La filière automobile a en effet été à la pointe du renouveau de la stratégie de filières. La signature du nouveau de contrat de filière, le 22 mai 2018 fixe ainsi les objectifs des acteurs du secteur ainsi que des pouvoirs publics.
LE CONTRAT STRATEGIQUE DE LA FILIERE AUTOMOBILE 2018-2022 Signé le 22 mai 2018 en présence du ministre de l'Économie et des Finances, du ministre de la Transition écologique et solidaire, et de la ministre chargée des Transports, le contrat stratégique de la filière automobile 2018-2022 fixe les grands objectifs de la filière pour les quatre prochaines années. Il fait le constat d'une triple disruption : une disruption technologique, notamment liée à l'agenda environnemental et à l'évolution du mix énergétique ; une disruption numérique liée au véhicule connecté, intelligent et autonome ; et une disruption sociétale liée aux nouvelles mobilités. Pour répondre à ces enjeux, il définit 4 projets structurants : - - Être acteur de la transition énergétique et écologique ; - - Créer l'écosystème du véhicule autonome et expérimenter à grande échelle, pour offrir de nouveaux services de mobilité ; - - Anticiper l'évolution des besoins en compétence et emplois ; - - Renforcer la compétitivité de la filière automobile. Chacun de ces projets fait l'objet d'une feuille de route, listant des objectifs concrets et des engagements de la part de l'État et de la filière. À titre d'exemple, le contrat fixe l'objectif d'une multiplication par cinq d'ici fin 2022 des ventes de véhicules électriques, la cible d'une borne de recharge pour dix véhicules électriques en circulation, ou encore la conduite d'expérimentations autour des véhicules autonome.

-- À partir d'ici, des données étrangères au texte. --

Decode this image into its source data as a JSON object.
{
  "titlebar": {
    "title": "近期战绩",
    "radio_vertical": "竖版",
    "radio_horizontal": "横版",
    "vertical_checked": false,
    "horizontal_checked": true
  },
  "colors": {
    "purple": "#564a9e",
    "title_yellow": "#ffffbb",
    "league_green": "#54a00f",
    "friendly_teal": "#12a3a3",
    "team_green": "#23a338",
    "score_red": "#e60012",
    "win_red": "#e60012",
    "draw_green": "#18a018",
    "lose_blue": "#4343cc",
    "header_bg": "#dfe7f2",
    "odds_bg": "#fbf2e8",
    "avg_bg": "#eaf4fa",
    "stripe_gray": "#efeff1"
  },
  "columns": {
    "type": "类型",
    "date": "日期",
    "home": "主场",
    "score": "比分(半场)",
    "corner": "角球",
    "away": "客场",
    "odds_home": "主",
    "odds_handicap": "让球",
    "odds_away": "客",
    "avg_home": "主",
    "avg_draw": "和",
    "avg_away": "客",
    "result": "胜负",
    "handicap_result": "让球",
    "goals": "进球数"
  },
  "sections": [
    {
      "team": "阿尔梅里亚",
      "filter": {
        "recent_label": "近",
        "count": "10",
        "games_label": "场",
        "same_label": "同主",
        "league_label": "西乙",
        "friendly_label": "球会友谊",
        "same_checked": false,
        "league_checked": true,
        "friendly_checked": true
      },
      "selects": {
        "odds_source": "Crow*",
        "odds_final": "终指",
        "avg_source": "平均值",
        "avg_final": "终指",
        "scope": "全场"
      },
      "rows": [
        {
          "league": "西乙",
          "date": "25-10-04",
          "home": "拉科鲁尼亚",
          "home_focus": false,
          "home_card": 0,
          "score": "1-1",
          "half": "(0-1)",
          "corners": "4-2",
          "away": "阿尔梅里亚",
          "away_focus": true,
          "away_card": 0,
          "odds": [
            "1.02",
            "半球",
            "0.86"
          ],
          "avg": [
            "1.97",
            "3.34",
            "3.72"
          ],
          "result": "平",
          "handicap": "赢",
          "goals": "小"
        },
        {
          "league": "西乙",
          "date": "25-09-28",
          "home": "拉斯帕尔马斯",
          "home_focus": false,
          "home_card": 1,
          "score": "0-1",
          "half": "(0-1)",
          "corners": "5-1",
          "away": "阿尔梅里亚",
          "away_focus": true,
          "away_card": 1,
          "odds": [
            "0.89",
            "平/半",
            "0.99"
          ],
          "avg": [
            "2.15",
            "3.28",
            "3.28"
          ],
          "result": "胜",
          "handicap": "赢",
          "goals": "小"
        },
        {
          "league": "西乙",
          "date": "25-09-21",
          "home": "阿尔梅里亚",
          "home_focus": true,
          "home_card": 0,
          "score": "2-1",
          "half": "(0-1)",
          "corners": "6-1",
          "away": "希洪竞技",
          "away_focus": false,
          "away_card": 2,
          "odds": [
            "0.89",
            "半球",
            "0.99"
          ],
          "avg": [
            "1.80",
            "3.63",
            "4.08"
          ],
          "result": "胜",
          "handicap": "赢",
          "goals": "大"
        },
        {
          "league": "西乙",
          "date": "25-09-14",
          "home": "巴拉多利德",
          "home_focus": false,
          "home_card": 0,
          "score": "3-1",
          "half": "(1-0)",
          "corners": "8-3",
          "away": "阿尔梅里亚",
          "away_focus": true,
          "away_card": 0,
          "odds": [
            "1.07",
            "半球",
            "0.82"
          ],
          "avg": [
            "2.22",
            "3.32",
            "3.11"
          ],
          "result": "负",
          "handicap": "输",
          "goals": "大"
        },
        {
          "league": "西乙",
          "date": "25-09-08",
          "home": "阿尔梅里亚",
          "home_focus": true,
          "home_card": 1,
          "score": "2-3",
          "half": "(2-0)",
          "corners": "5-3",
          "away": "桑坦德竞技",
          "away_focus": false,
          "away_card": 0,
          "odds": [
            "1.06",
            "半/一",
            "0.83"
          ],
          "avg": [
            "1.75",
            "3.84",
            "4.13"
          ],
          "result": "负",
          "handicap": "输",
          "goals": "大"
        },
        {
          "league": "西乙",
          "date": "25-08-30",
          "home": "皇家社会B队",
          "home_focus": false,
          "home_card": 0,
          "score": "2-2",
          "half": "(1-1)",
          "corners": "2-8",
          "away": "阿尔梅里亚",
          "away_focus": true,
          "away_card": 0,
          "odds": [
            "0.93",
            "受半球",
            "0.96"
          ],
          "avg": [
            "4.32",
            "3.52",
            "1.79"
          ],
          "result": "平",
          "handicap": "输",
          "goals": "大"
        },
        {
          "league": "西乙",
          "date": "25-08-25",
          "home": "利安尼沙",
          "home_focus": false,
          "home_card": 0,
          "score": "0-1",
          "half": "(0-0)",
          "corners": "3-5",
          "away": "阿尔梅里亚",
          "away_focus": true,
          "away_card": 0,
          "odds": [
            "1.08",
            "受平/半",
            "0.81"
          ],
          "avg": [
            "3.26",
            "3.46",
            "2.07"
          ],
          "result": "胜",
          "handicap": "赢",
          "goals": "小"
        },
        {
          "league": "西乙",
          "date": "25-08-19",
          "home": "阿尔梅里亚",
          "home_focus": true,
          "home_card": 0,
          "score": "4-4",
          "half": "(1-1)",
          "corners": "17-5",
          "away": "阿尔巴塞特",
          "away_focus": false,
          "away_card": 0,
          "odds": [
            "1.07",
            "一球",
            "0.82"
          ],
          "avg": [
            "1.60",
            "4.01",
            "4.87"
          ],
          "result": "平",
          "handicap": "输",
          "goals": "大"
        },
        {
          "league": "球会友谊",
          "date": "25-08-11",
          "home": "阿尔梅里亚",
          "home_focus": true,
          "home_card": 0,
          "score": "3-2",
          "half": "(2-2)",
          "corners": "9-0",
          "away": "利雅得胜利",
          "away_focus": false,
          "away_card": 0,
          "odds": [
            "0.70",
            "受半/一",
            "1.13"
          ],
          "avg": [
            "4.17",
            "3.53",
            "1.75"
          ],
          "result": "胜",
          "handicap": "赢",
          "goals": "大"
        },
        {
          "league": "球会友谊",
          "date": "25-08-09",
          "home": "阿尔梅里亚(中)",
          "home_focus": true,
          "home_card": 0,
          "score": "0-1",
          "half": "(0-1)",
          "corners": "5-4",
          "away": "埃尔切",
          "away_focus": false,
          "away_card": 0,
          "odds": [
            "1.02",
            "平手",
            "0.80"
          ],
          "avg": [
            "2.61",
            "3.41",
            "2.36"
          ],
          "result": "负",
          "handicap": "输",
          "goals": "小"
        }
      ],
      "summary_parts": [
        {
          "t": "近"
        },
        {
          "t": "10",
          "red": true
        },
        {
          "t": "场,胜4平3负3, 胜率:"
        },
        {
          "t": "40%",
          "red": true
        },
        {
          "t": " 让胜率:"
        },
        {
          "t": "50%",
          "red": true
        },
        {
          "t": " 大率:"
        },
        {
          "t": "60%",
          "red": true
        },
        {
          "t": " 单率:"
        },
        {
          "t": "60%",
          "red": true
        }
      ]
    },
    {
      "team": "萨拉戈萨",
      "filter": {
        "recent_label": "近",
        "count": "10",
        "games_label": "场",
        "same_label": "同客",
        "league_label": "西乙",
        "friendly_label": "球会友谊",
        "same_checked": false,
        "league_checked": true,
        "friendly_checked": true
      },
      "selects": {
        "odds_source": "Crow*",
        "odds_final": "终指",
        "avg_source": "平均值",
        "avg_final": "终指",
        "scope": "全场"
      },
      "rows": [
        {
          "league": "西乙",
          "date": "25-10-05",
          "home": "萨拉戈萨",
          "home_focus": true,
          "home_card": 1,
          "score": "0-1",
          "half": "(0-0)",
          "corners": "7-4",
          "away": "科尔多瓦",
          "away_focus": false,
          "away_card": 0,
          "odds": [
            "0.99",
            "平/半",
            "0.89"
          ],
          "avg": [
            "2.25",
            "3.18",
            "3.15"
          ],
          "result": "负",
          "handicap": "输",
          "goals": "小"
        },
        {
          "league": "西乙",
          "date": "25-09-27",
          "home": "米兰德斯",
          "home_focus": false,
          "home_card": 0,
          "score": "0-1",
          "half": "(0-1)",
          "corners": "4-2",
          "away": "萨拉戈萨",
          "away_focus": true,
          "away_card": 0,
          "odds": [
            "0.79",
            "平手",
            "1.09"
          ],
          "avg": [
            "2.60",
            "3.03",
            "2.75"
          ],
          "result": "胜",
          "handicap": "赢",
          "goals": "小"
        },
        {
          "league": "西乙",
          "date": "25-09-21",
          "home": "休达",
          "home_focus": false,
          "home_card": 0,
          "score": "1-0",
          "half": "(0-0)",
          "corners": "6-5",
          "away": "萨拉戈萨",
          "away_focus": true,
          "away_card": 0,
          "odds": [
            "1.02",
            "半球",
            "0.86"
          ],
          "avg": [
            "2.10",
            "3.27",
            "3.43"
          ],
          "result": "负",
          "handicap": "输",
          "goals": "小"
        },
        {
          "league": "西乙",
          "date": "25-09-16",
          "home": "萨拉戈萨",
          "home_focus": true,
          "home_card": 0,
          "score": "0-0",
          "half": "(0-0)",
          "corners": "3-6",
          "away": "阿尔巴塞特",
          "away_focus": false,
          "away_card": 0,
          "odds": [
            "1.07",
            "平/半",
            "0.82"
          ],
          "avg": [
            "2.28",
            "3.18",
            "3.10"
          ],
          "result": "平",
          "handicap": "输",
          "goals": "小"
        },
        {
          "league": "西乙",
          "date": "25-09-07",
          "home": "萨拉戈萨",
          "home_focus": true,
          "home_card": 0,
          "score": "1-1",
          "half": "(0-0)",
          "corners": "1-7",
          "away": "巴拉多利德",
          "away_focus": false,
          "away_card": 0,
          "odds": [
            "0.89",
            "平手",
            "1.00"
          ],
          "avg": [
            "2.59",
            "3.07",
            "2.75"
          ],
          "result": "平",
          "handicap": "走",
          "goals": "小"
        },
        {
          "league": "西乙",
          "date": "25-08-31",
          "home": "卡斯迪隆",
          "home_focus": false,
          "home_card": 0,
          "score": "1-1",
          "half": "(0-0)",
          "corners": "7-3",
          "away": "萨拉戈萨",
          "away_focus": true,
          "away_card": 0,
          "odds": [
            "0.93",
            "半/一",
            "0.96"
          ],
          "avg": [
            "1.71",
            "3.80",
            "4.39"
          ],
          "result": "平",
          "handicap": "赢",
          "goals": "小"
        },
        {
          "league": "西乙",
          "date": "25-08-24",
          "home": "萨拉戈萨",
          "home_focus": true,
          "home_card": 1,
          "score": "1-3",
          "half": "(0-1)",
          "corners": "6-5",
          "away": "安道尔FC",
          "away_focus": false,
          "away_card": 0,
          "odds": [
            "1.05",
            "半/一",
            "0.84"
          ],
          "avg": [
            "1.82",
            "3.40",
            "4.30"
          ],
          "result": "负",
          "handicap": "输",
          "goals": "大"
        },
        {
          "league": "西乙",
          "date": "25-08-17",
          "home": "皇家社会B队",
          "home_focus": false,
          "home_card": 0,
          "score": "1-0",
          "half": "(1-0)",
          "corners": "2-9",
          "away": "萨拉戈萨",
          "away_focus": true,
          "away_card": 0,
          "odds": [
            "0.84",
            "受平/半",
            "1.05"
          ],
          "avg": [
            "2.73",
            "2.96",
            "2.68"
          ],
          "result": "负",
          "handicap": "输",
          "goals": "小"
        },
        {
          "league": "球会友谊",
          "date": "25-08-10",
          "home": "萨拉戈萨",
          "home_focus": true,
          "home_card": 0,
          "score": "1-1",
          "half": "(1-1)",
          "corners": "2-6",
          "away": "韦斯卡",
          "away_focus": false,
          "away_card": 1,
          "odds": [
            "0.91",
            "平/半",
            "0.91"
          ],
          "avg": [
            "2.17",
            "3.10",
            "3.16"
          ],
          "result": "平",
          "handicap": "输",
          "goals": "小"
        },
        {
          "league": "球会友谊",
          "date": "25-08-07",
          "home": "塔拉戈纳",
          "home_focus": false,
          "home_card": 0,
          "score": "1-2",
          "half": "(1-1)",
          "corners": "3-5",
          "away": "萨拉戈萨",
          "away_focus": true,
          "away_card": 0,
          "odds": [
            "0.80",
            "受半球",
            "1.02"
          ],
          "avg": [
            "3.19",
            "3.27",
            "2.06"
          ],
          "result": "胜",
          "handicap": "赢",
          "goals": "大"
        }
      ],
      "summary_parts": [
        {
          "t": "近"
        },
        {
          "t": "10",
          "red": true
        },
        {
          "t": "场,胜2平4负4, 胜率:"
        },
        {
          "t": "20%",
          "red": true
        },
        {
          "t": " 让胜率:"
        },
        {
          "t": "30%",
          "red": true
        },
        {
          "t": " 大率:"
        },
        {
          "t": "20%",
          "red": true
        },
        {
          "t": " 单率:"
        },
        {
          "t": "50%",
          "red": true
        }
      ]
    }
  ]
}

Parmi les engagements de l'État figurent le maintien d'incitations en faveur des véhicules électriques, un appel à projets d'une enveloppe de 40 millions d'euros à destination d'expérimentations de véhicules autonomes, un apport de 135 millions d'euros supplémentaires au Fonds Avenir Automobile, ou encore le lancement par Bpifrance d'un « Accélérateur PME » dédié à la filière. |
Dans chacune des filières identifiées par le CNI, un Comité stratégique de filière (CSF) pilote et anime les actions menées par les acteurs de la filière. Dans le cas spécifique de la filière automobile, un CSF automobile existait déjà depuis 2012. Afin d'y impliquer plus directement les industriels, il est désormais présidé par le président de la Plateforme automobile Filière automobile et mobilités (PFA).
La Plateforme automobile, présidée par M. Luc Chatel, rassemble les grands constructeurs, les équipementiers, et plusieurs fédérations et groupements de fournisseurs de rang 2 et 3, englobant ainsi plus de 4 000 entreprises sur le territoire français. Son périmètre a récemment évolué afin d'intégrer également les métiers aval de la filière, en particulier les entreprises de services. Sa gouvernance est multipartite, dans l'objectif de rassembler la diversité d'acteurs coexistant au sein de la filière, bien que, à la suite des auditions menées dans le cadre du présent avis budgétaire, votre rapporteur s'interroge sur une possible sous-représentation des petites entreprises, en partie liée au poids importants des grands constructeurs et donneurs d'ordre.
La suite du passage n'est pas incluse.